Ear infections usually start with a viral infection. This causes the middle ear lining to be swollen and fluid then builds up behind the eardrum. Kids are most prone because their eustachian tubes are narrower and shorter, as compared to those of adults. Babies who use the bottle while lying down are more prone to getting ear infections in contrast to those who are held upright during feedings. Ear infections commonly occur during the fall and winter months, and seasonal allergy symptoms may also increase the risk of occurrence. The chance of ear infection is also greater in young children who are exposed to tobacco smoke and high amounts of pollution.
It may be difficult to detect ear infections among kids particularly if they are still too young to talk . It is then best to watch out for common signs that kids with ear infections may manifest. Aside from ear discomfort and headache, young children with ear infections are unusually irritable and they cry more than usual. They also tend to tug at their ears and may fail to respond to sounds. It can also lead to fever which may be over 100 degrees Fahrenheit. A kid may also have a clear fluid that bleeds from the ears.
Although ear infections do not normally lead to emergencies, it can be quite unpleasant for your kid.
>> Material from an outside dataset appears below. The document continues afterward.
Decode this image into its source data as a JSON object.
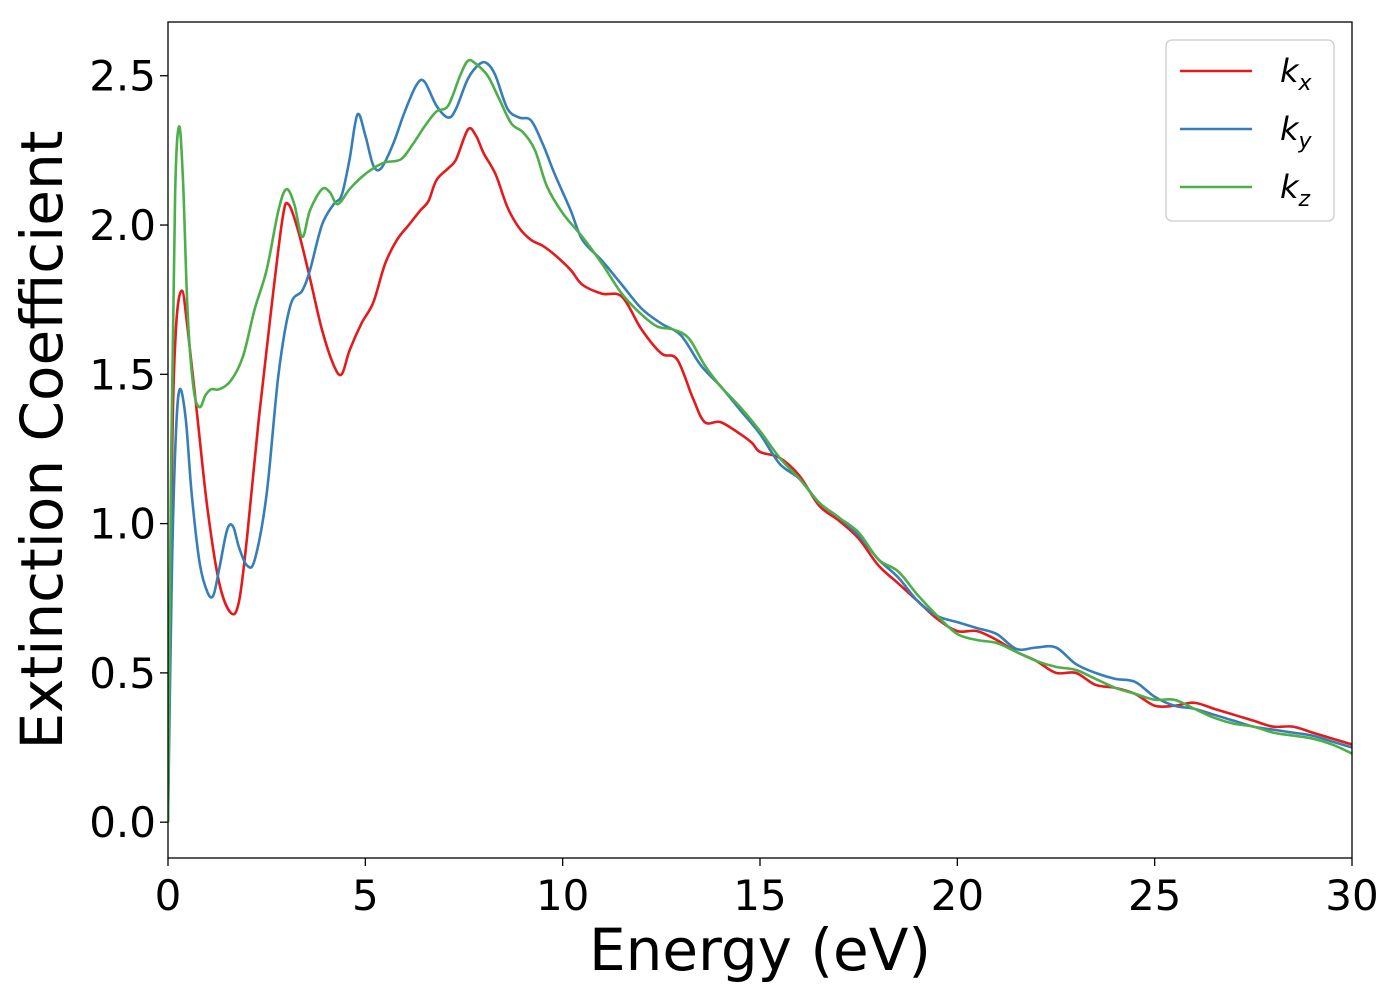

In order to spare your little one from sleepless nights and too much discomfort, it isnecessary to stop its occurrence. Breastfeeding your baby for the first six months should provide your baby with needed antibodies to fight off infection. If you choose to bottle-feed your child, hold the baby in an upright position throughout feedings. Completing the recommended vaccinations for your child is also very important. Pneumococcal vaccine does not only prevent life-threatening infections like pneumonia and meningitis, it also decreases the chance of ear infections. If it is possible, limit the time that your kid spends in a group care setting. It is also possible to choose group care settings with less children to lessen exposure to viruses. It is also very best to shield the child from second hand smoke because it may only raise the risk of infection.
If you suspect that your baby may have an ear infection, seek advice from your medical doctor. Your child needs to be examined so that the medical doctor can effectively treat the infection and avoid the complications.